By TOBY MUSE
The Associated Press
BOGOTA, Colombia -- Hundreds of leftist rebels bombarded a remote police station with makeshift mortars in a pre-dawn attack Wednesday and ambushed a column of police reinforcements, killing at least 16 officers, authorities said.
The six-hour assault in the village of Tierradentro, 230 miles northwest of Bogota, was the bloodiest since President Alvaro Uribe was re-elected in May in a landslide that endorsed his get-tough policy with the rebels.
Authorities blamed the Revolutionary Armed Forces of Colombia, better known as the FARC. At least 10 police officers were missing and four civilians wounded, said Jairo Lopez, the top security official for Cordoba state, where the attack occurred.
Analysts said the attack was part of a broader campaign by the rebel group.
"This is a nationally coordinated offensive by the FARC," said political analyst Leon Valencia. "The FARC is looking to reclaim territory that was once held by the [far-right] paramilitaries."

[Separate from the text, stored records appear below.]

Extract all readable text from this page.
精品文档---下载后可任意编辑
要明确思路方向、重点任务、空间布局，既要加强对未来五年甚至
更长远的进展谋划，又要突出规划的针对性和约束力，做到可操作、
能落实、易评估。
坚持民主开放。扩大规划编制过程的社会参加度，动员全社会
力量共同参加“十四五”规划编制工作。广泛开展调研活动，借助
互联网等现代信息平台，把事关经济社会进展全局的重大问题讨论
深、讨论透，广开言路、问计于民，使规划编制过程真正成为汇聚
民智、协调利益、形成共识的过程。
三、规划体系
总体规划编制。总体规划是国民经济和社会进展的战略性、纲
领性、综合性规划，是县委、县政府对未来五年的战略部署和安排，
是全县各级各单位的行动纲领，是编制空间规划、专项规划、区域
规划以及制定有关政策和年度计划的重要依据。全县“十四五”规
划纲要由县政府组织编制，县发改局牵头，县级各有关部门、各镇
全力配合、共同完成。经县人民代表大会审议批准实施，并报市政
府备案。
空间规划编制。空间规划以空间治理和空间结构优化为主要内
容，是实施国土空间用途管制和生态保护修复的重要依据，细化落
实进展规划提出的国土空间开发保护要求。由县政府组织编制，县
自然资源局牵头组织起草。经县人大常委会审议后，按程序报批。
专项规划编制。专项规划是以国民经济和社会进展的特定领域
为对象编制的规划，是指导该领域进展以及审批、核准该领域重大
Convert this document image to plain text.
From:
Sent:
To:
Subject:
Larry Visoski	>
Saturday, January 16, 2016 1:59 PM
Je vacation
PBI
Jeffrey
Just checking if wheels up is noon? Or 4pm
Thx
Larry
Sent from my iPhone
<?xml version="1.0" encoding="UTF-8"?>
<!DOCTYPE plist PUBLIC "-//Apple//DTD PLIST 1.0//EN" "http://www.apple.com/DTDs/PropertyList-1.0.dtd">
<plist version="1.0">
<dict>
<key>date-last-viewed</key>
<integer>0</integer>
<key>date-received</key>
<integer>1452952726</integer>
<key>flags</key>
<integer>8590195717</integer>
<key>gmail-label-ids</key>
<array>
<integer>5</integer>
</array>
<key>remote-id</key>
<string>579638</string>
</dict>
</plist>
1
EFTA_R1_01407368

He said about 450 rebels took part in the attack. It comes two weeks after Uribe called off talks with the FARC over a possible prisoner swap, blaming the rebels for a car bombing at a military base in Bogota.
Guerrillas attacked the Tierradentro police post about 2:30 a.m. with cylinder bombs, killing two officers, said national police spokesman Alberto Cantillo. The besieged officers radioed for reinforcements, and 14 officers dispatched from Montelibano, about an hour away by road, were ambushed and killed, he added.
Attack helicopters and warplanes were called in, said Gen. Jorge Ballesteros, commander of the air force. The Defense Ministry said army troops recovered the bodies of three guerrillas as the rebel column withdrew.
The army and police commanders flew to the combat zone.
Colombia's military and its U.S. backers had contended that they had weakened the FARC to the point where it was down to about 12,000 fighters and was no longer able to launch large-scale assaults.
The FARC, which has been fighting the government for more than four decades, reaffirmed in a statement Tuesday its desire for a prisoner swap that would free some 60 hostages in exchange for about 500 rebels.
"These events show that the desire for peace on the part of the FARC does not exist," Defense Minister Juan Manuel Santos said after the attack.
The Tierradentro police station was recently built on orders of the president, responding to residents' fears that rebels were preparing a campaign to seize control of the mountainous coca-growing zone. The basis for cocaine, coca has long been a funding source for the country's warring factions.
Cordoba state is a traditional stronghold of landowner-backed militias known as paramilitaries that emerged in the 1980s. The militias have nominally disbanded under a 2004 peace deal with the government.
The FARC insists the paramilitaries remain intact and, in an apparent signal to Uribe that it has not been weakened, has unleashed a series of attacks across Colombia in recent days, setting off car bombs and downing electrical towers.
Colombia is one of the largest recipients of U.S. military aid, getting some $600 million a year.
Uribe has used the funds to create new counterinsurgency units, buy UH-60 Black Hawk helicopters and boost the number of police and soldiers across the country, making major highways and the capital safer.
He has also implemented a strategy of setting up police outposts in every municipality, reversing a previous policy that had abandoned much of the countryside.